L’athlète a dû comparaître vendredi dernier devant un tribunal de Pretoria après avoir été arrêtée la veille pour avoir conduit sa voiture imprudemment sur l’une des autoroutes de la zone métropolitaine située entre la capitale sud-africaine et la ville voisine de Johannesburg.

“50 heures d’excès de vitesse lui ont été imposées”, a-t-il confirmé ce mercredi à Efe. Lumka mahanjana, porte-parole du bureau du procureur du Nord Gauteng (la région où se trouve Pretoria), qui n’a pas donné plus de détails sur l’affaire, bien qu’il ait souligné qu’au moment de l’arrestation Semenya il a été libéré après avoir versé une caution de 500 rands (environ 36 $ / 29,5 €).

Le courtier a plaidé coupable à l’audience et devra comparaître à nouveau au tribunal en août, une fois qu’elle aura purgé sa peine.

LA BATAILLE JURIDIQUE POUR LES RÈGLES DE TESTOSTÉRONE

SemenyaLa jeune femme de 30 ans, considérée comme une héroïne dans son pays, s’entraîne en Afrique du Sud pour changer son profil de course et s’adapter à la compétition dans des épreuves de 5000 mètres.

Sa spécialité était le 800 mètres – une distance sur laquelle elle est double championne olympique et triple championne du monde – mais participer à ces épreuves n’est actuellement pas possible sans prendre des médicaments.

Depuis 2019, la Fédération internationale d’athlétisme (World Athletics) a imposé une réglementation controversée qui oblige les athlètes à maintenir leur taux de testostérone en dessous de 5 nanomoles par litre pendant une période continue d’au moins six mois s’ils veulent participer à des événements sportifs.entre 400 mètres et un mile (environ 1 600 mètres).

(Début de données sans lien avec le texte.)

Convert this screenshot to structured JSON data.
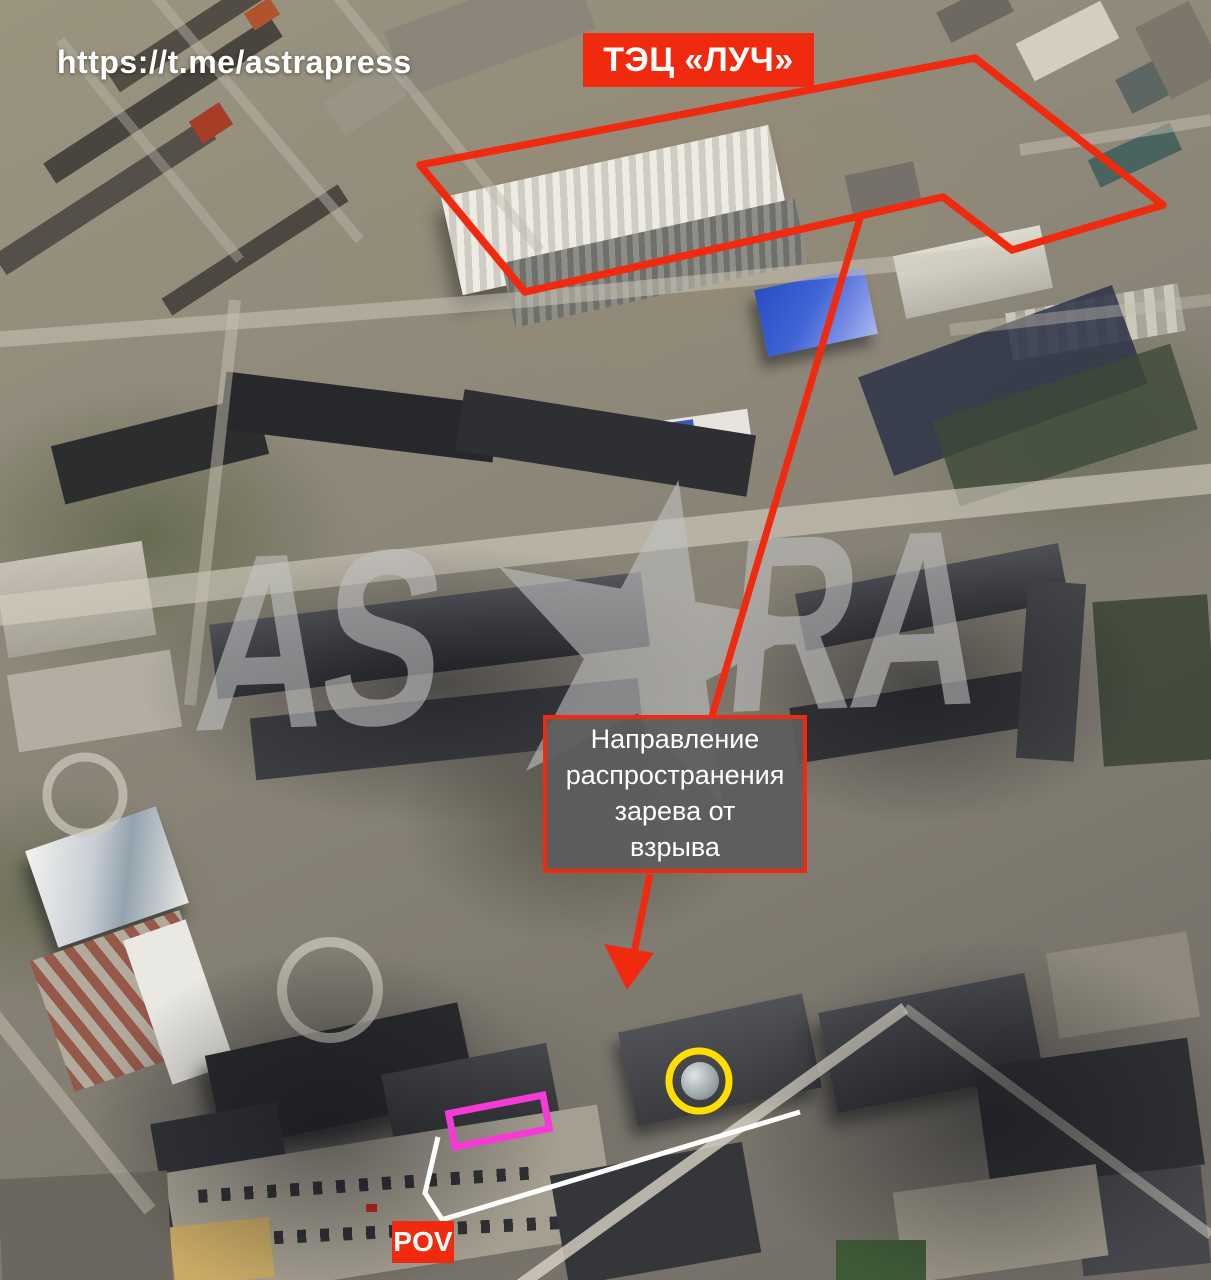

Semenya, qui est probablement le cas le plus connu d’un athlète atteint d’hyperandrogénie dans le monde, produit naturellement une quantité de testostérone supérieure à ces niveaux.

Pour cette raison, le Sud-Africain mène un dur combat juridique avec World Athletics depuis trois ans, une organisation qu’il accuse d’imposer des règles discriminatoires et contraires à l’éthique pour obliger des personnes en bonne santé à prendre des médicaments et violer les droits humains.

Malgré les réglementations controversées et le soutien inconditionnel que l’athlète reçoit de son pays et de son continent, Semenya Il a déjà perdu une procédure devant le Tribunal Arbitral du Sport (TAS) et un recours subséquent devant la Justice ordinaire de Suisse (pays où le TAS est basé).

En février dernier, il a entamé une nouvelle tentative de renversement du règlement en présentant son cas devant la Cour européenne des droits de l’homme.